"Future research with urologist involvement, to isolate confounding factors and consider serum level variability and other hormone effects, will be useful," writes Priya Padmanabhan, MD, MPH.
Dr. Padmanabhan, a member of the Urology Times Editorial Council, is professor of urology, Oakland University William Beaumont School of Medicine, Royal Oak, MI.
Editor’s note: The abstract by Dr. Chancellor et al discussed in this editorial was selected for coverage in Urology Times by Dr. Padmanabhan while she was associate professor of urology at the University of Kansas Medical Center.
The significance of the “elixir of life” dates back to 1889 when Charles Edouard Brown-Sequard injected himself with liquid extracted from dog or guinea pig testicles. Testosterone has since been well studied for its anabolic, metabolic, and developmental properties in men and women. With the number of Americans 65 years and older doubling from 2018 to 2060, there is much focus on the effects of these associated hormone changes.
A large portion of serum testosterone is not biologically active. Total testosterone levels include both free testosterone and bound testosterone. Ninety-eight percent of testosterone circulates in the body bound to proteins (60% to albumin and 40% to sex hormone binding globulin). The remaining 2% is free (floating). Only the free and albumin-bound hormone are truly “bioavailable” to the cells.
There are multiple factors, such as smoking, obesity, and muscle mass, that impact total testosterone levels. Testosterone production has a circadian rhythm, which creates additional challenges for measurement. Testosterone levels decline in men, starting as early as 30 years, yet levels decline in women only after menopause. This decline has many associated signs and symptoms including, but not limited to: change in sleep patterns, worsening of sleep apnea, and physical, sexual, and emotional changes.
A recent study from Michael B. Chancellor, MD, of Oakland University William Beaumont School of Medicine assessed the correlation between decreased testosterone levels and urinary incontinence in older women who participated in the Health, Aging and Body Composition Study (see article here). Nearly half of women >50 years of age experience incontinence, which continues to increase with age. Androgen receptors throughout the pelvic floor and lower urinary tract play an important role in pelvic floor musculature and function.

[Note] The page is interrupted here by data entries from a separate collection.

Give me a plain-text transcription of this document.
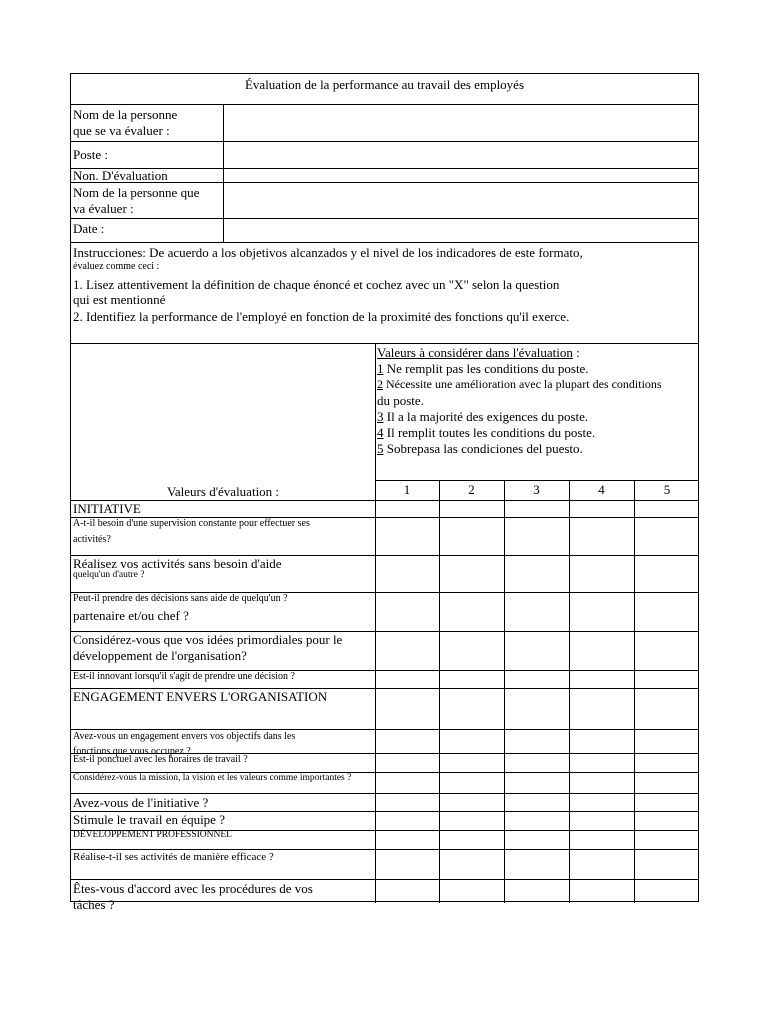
Évaluation de la performance au travail des employés
Nom de la personne
que se va évaluer :
Poste :
Non. D'évaluation
Nom de la personne que
va évaluer :
Date :
Instrucciones: De acuerdo a los objetivos alcanzados y el nivel de los indicadores de este formato,
évaluez comme ceci :
1. Lisez attentivement la définition de chaque énoncé et cochez avec un "X" selon la question
qui est mentionné
2. Identifiez la performance de l'employé en fonction de la proximité des fonctions qu'il exerce.
Valeurs à considérer dans l'évaluation :
1 Ne remplit pas les conditions du poste.
2 Nécessite une amélioration avec la plupart des conditions
du poste.
3 Il a la majorité des exigences du poste.
4 Il remplit toutes les conditions du poste.
5 Sobrepasa las condiciones del puesto.
Valeurs d'évaluation :	1	2	3	4	5
INITIATIVE
A-t-il besoin d'une supervision constante pour effectuer ses
activités?
Réalisez vos activités sans besoin d'aide
quelqu'un d'autre ?
Peut-il prendre des décisions sans aide de quelqu'un ?
partenaire et/ou chef ?
Considérez-vous que vos idées primordiales pour le
développement de l'organisation?
Est-il innovant lorsqu'il s'agit de prendre une décision ?
ENGAGEMENT ENVERS L'ORGANISATION
Avez-vous un engagement envers vos objectifs dans les
fonctions que vous occupez ?
Est-il ponctuel avec les horaires de travail ?
Considérez-vous la mission, la vision et les valeurs comme importantes ?
Avez-vous de l'initiative ?
Stimule le travail en équipe ?
DÉVELOPPEMENT PROFESSIONNEL
Réalise-t-il ses activités de manière efficace ?
Êtes-vous d'accord avec les procédures de vos
tâches ?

Prior studies have alluded to the diminishing effects of low testosterone on the pelvic floor musculature, yet the relationship between postmenopausal testosterone level and incontinence is unknown. This study was successful in collecting data from a large, healthy group of women and men 70-79 years old. Measurement of serum free testosterone and total testosterone was performed along with quality of life surveys and self-reported daily urinary leakage. The collection of free testosterone is important for the detection of bioavailable testosterone.

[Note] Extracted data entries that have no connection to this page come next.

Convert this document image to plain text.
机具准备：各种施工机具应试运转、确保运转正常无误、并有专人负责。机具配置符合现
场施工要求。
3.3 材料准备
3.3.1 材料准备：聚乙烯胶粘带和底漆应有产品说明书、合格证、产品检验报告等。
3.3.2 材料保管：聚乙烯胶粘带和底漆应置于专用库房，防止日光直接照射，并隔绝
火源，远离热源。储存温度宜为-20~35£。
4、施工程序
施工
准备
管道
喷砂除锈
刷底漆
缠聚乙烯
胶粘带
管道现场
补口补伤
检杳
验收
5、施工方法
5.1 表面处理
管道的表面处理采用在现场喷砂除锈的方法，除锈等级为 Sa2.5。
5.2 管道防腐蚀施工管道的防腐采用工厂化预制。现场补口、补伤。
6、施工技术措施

Results indicated that serum testosterone is decreased in women with urinary incontinence less than once per month and showed a trend toward higher free testosterone in women with incontinence more than once per month.
It is challenging to study the impact of testosterone level alone on postmenopausal incontinence, given the equally significant effects of diminished estrogen. The circadian rhythm and overall lower concentration of testosterone in women limits the reliability of measurement.

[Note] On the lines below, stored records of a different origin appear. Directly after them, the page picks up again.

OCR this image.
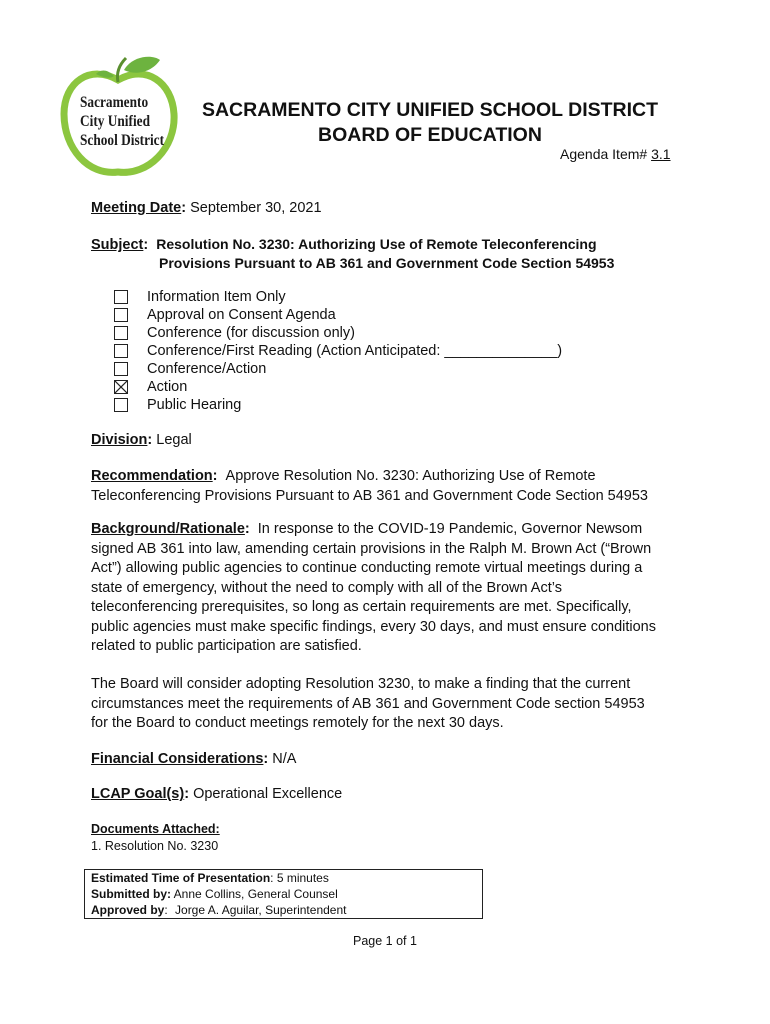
Sacramento
City Unified
School District
SACRAMENTO CITY UNIFIED SCHOOL DISTRICT
BOARD OF EDUCATION
Agenda Item# 3.1
Meeting Date: September 30, 2021
Subject: Resolution No. 3230: Authorizing Use of Remote Teleconferencing
Provisions Pursuant to AB 361 and Government Code Section 54953
Information Item Only
Approval on Consent Agenda
Conference (for discussion only)
Conference/First Reading (Action Anticipated: ______________)
Conference/Action
Action
Public Hearing
Division: Legal
Recommendation: Approve Resolution No. 3230: Authorizing Use of Remote
Teleconferencing Provisions Pursuant to AB 361 and Government Code Section 54953
Background/Rationale: In response to the COVID-19 Pandemic, Governor Newsom
signed AB 361 into law, amending certain provisions in the Ralph M. Brown Act (“Brown
Act”) allowing public agencies to continue conducting remote virtual meetings during a
state of emergency, without the need to comply with all of the Brown Act’s
teleconferencing prerequisites, so long as certain requirements are met. Specifically,
public agencies must make specific findings, every 30 days, and must ensure conditions
related to public participation are satisfied.
The Board will consider adopting Resolution 3230, to make a finding that the current
circumstances meet the requirements of AB 361 and Government Code section 54953
for the Board to conduct meetings remotely for the next 30 days.
Financial Considerations: N/A
LCAP Goal(s): Operational Excellence
Documents Attached:
1. Resolution No. 3230
Estimated Time of Presentation: 5 minutes
Submitted by: Anne Collins, General Counsel
Approved by: Jorge A. Aguilar, Superintendent
Page 1 of 1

Ideally, free and total testosterone should be drawn first thing in the morning and at alternate time points to ensure reliability of the test results. With involvement of urologists in the future, confounding factors-smoking , obesity, sleep patterns-should also be included in the evaluation to more accurately reflect the correlation.
Hormone replacement has become a fad, with creams, gels, and troche being created like designer jeans. Incontinence represents an expensive, multifactorial, health care beast. Testosterone replacement is not a panacea for incontinence. Future research with urologist involvement, to isolate confounding factors and consider serum level variability and other hormone effects, will be useful.